When Hobbs reached out about creating a Pride brew, it was only after recruiting participants from my circles that I realized everyone was not only queer, but poly, and many were gender-expansive. We saw the opportunity to spotlight our intersecting communities for an audience that, as the name of our charity partner (We Exist) implies, would never have otherwise known about us.

Members of our group participated in almost every aspect of the brew: from choosing the flavor and style to pouring in the grain on brew day to picking a name, planning the party, and designing the can label and poster art, created by Sam Mattacott. Lxo connected us with both the artist and the charity we chose: We Exist will receive £1 from every pint sold in the taproom, plus £10 from kegs and £5 from cases sold to trade. The beer will be available at the brewery and in stores while stock lasts.
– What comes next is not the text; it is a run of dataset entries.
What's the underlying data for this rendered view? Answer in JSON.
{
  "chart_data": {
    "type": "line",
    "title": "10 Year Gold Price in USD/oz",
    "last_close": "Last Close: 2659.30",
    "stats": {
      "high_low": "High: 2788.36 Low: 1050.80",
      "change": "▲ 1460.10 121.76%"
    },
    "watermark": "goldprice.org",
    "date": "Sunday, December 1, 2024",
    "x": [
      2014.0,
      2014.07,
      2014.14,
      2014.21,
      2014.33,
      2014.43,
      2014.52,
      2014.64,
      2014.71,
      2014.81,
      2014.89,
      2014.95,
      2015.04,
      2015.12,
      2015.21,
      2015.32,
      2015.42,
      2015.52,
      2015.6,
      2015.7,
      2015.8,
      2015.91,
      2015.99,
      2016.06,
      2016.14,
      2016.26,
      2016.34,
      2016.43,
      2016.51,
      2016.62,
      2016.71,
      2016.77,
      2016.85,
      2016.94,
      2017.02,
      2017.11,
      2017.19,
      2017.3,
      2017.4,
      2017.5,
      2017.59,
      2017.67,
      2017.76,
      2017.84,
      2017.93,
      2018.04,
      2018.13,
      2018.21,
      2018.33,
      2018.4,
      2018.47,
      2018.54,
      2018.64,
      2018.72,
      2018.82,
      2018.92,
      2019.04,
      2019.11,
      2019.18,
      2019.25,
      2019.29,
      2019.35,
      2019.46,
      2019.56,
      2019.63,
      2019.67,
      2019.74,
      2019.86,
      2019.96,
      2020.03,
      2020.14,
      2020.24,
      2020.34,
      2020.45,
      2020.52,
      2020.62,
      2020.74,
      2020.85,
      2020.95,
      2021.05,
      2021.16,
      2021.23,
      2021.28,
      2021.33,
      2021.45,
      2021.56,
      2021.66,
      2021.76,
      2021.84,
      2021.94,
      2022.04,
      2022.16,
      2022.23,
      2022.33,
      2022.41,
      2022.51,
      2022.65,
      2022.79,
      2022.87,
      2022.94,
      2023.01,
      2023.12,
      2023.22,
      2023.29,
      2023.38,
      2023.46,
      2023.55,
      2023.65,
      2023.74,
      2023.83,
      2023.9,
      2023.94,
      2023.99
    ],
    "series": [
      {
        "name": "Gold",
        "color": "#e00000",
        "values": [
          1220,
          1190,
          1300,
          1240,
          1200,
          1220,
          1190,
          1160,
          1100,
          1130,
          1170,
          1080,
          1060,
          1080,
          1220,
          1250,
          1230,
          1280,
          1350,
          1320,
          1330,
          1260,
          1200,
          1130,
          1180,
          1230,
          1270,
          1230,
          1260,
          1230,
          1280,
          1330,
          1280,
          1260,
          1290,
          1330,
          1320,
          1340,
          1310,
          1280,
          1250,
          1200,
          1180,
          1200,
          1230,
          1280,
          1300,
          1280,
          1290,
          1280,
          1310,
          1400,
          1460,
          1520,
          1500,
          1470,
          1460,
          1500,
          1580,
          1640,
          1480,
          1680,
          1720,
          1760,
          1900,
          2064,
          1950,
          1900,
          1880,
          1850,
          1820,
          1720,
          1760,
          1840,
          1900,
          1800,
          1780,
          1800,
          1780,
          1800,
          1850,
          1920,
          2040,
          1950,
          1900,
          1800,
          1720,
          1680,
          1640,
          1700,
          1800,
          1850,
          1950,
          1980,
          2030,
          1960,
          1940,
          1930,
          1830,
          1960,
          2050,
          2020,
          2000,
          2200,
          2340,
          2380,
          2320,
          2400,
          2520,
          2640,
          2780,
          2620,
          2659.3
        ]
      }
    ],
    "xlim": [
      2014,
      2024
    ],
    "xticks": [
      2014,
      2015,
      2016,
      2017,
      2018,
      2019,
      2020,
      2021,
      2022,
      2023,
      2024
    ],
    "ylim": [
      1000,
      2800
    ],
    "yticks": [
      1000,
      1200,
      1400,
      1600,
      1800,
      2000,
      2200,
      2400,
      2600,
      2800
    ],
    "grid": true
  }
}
Lxo is hopeful Polyambrewous will be a “catalyst for dialogue and understanding… in a relaxed and approachable setting.”

“I don’t know if this beer can get them to challenge their assumptions, but I hope they think about… societal norms and expectations surrounding monogamy as the ‘normal’ relationship model.” 

As the sunny afternoon of the launch party yielded to night, a queer DJ blasted anthems while drag performer Nat Funni galloped on a stick pony, the crowd clapping and dancing instead of sequestered in corners, huddled over their pints. It was a glimpse of an alternate future where every part of us was welcome.

“There are more people out there who are some shade of polyamorous, they just don’t have the tools, knowledge, visibility or know-how to step out,” Lxo adds. “I hope more can embrace their polyvisibility sooner without stigma, find their communities faster, [and] celebrate their journeys as soon as possible.”